Defensive tactics

BY DAN

Something I noticed about the Canberra Raiders approach to defence last weekend was a profound uptick in physicality. This was both in isolated incidents, but also throughout the length of the game.

This was a change. In the past, including last year and the grand final run of 2019, the Raiders defence had always had a bend-but-don’t-break quality to it. It aimed up at the goal line, but generally teams could find metres between the 20s if they wanted them. It was almost as though the Milk would escort them to somewhere they could trap them, and only then would they stiffen. If we’re being honest this was a continuation of the approach taken in 2017 and 2018, only with functional edges. So colour me curious when I noticed a ferocity at the point of contact from the Raiders defenders. It wasn’t perfect – they didn’t always succeed in corralling the Tigers. But there seemed a deliberate intent to win the collision rather than control the tackle.

Perhaps it’s a reaction to the new rules. After an admittedly comically small sample-size of football (1 round does not make a summer. Wait. Is that right?), it seemed over the weekend that the defensive emphasis for most teams had shifted from maintaining the integrity of the defensive line to doing whatever they can to stop teams from rolling up the middle. This central destruction can spring from simply winning one ruck, so perhaps the Raiders have recognised that they have to do everything they can (in addition to wrestling) in order to make sure the play-the-ball is not disadvantageous.

Perhaps its because of the depth. The Raiders have a unending list of middle forwards right now that can play minutes in the middle. The ramifications of high-energy defence like this would have once been dire. Wearing out Josh Papalii trying to knock the block off every ball-runner may have rendered the Milk’s meterage moot. Now Dunamis Lui or Ryan Sutton or Joe Tapine can expel as much energy in defence as they do in attack, safe in the knowledge that there’s plenty of talent to back them up (or driven by that fact). Look at The Rugby League Eye Test’s involvement rate metric. It shows the amount a player is involved (either in running or tackling capacity) during their time on the field as a proportion of the total number of plays.

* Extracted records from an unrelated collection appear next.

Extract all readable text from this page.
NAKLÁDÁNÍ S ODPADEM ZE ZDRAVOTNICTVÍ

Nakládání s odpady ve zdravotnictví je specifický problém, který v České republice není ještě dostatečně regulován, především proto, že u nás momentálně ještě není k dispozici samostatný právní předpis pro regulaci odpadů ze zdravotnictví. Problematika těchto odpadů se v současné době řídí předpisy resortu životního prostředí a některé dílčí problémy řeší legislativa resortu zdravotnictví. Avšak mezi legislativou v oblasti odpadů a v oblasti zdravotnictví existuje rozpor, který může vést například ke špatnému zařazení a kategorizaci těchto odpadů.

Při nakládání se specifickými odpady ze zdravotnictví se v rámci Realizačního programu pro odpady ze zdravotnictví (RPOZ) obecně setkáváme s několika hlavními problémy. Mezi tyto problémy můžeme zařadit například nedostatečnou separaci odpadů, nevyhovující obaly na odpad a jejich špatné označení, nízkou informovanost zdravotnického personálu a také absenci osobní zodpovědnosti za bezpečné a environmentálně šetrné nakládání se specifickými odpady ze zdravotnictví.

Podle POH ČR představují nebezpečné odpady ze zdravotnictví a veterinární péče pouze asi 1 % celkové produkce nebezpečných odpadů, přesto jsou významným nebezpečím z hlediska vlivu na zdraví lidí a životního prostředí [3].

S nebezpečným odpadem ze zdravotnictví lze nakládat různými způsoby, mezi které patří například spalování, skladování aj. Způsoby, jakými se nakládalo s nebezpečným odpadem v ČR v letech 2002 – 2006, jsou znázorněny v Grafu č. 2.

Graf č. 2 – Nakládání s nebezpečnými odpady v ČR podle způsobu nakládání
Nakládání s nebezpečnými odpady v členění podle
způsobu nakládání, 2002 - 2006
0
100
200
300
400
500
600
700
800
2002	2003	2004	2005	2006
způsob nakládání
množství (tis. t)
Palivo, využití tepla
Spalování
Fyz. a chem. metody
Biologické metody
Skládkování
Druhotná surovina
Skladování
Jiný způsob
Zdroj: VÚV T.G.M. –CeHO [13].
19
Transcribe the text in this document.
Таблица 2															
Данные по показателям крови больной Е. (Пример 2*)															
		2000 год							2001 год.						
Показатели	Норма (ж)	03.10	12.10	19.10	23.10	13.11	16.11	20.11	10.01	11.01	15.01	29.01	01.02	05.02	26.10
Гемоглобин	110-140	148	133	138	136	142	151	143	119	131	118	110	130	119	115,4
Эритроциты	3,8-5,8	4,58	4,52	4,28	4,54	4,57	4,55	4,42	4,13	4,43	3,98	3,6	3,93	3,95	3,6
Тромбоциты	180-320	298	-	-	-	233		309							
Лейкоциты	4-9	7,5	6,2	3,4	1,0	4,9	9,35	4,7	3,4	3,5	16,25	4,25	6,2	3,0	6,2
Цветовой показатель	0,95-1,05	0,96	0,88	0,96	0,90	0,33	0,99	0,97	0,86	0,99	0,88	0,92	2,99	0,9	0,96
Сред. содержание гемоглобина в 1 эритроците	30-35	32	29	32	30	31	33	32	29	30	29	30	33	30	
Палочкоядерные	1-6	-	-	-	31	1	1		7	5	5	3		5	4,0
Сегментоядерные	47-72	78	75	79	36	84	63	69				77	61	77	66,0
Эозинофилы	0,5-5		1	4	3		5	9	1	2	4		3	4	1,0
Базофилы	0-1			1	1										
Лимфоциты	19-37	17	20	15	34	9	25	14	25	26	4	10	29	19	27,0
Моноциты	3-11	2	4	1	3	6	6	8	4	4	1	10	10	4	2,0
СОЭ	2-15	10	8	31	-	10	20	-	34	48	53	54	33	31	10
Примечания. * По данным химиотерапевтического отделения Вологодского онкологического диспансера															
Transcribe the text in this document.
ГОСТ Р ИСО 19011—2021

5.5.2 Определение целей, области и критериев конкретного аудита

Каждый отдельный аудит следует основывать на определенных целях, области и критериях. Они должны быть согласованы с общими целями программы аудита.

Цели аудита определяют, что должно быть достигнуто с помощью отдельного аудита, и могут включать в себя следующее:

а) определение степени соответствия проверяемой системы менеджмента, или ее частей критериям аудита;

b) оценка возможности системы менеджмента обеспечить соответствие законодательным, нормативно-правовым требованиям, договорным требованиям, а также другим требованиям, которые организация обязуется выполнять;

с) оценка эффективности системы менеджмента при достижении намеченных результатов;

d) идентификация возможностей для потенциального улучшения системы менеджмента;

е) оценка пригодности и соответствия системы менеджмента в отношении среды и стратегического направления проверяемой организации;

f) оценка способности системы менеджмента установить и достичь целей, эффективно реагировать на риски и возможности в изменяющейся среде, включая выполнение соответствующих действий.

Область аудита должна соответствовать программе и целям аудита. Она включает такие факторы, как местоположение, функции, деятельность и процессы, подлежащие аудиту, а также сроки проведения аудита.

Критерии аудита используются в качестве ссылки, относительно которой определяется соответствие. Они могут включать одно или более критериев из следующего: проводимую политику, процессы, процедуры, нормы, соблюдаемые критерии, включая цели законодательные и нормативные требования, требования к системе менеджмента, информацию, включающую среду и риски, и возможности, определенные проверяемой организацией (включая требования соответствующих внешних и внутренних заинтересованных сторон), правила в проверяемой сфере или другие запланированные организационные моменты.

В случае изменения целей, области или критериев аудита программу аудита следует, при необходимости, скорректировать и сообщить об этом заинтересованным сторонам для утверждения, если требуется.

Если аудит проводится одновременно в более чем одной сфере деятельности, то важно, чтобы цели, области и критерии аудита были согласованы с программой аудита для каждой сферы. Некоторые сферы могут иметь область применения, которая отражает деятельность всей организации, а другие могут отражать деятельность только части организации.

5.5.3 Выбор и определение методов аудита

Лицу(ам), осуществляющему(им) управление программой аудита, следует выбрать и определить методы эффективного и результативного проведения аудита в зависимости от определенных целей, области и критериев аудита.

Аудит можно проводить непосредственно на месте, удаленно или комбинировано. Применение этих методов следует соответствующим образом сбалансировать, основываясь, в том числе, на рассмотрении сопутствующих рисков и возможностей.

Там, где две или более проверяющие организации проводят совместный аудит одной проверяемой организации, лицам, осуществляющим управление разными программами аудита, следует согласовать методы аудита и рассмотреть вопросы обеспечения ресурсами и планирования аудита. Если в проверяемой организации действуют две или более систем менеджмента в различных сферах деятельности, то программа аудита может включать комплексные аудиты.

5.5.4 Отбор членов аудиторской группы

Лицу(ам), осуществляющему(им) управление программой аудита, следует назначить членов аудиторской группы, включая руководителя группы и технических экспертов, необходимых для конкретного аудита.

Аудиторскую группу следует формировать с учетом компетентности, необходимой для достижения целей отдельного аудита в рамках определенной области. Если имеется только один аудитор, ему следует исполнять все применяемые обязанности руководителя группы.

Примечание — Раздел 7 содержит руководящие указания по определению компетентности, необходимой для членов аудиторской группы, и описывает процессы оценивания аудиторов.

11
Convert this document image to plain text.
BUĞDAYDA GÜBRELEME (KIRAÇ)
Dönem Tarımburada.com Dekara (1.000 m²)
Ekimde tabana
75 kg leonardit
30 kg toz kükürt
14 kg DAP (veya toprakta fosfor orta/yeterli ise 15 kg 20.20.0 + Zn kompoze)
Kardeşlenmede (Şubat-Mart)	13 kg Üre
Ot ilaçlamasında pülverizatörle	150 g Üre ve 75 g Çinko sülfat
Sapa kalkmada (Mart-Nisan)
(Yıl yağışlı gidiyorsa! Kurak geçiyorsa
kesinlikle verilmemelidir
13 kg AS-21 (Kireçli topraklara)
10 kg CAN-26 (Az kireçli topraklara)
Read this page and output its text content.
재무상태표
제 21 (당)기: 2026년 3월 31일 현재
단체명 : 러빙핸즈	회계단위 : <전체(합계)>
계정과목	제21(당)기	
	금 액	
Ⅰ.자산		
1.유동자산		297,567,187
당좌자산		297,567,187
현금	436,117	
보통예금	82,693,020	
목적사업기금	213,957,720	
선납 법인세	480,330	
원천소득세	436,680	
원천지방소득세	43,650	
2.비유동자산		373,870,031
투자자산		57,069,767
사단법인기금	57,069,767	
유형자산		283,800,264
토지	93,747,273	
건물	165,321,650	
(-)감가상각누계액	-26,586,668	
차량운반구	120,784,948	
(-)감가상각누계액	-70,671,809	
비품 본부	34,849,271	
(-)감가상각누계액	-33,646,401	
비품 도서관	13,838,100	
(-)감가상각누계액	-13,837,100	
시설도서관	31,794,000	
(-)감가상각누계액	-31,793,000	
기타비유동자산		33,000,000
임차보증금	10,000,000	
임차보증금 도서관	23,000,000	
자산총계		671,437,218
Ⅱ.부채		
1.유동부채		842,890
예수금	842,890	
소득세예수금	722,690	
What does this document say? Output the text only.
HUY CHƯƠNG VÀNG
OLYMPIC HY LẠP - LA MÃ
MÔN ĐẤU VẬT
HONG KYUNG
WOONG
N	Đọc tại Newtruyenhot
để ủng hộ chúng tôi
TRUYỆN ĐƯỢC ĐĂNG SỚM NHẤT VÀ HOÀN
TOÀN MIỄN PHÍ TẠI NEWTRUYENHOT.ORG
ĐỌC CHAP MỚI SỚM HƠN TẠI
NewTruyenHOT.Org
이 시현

Last year Sutton and Horsburgh were the only players that regularly turned up in this list. Acknowledging it’s only one game, but the Raiders unusually have four of their middles in the top 20 in the league in involvement. Lui and Havili only played limited minutes, but they, along with Tapine and Sutton, were able to expend more energy and effort in service of the greater good.

Of course it’s likely (or possible?) that it’s both. The Raiders know they have to win the middle to win the game, and are have declared total war, directing all their resources towards making sure that happens (shouts to my dude Clausewitz). For once they have enough materials to make it happen. It’s also just as likely that I’m seeing what I want to. This is one game, and there’s no defensive metric for “he proper smashed ya mate suck on that”. I’m relying on my own interpretation, which, and this will shock you, could well be wrong. Maybe the Raiders have been consistent brutes all along. Maybe they’re not now.

So let’s not call this a thing just yet. Just a small piece of anecdotal evidence, worth considering and building into something bigger if we continue to observe it. I think there’s enough evidence from the weekend to suggest this is something worth watching. I’ll be keeping an eye on this over the next few weeks.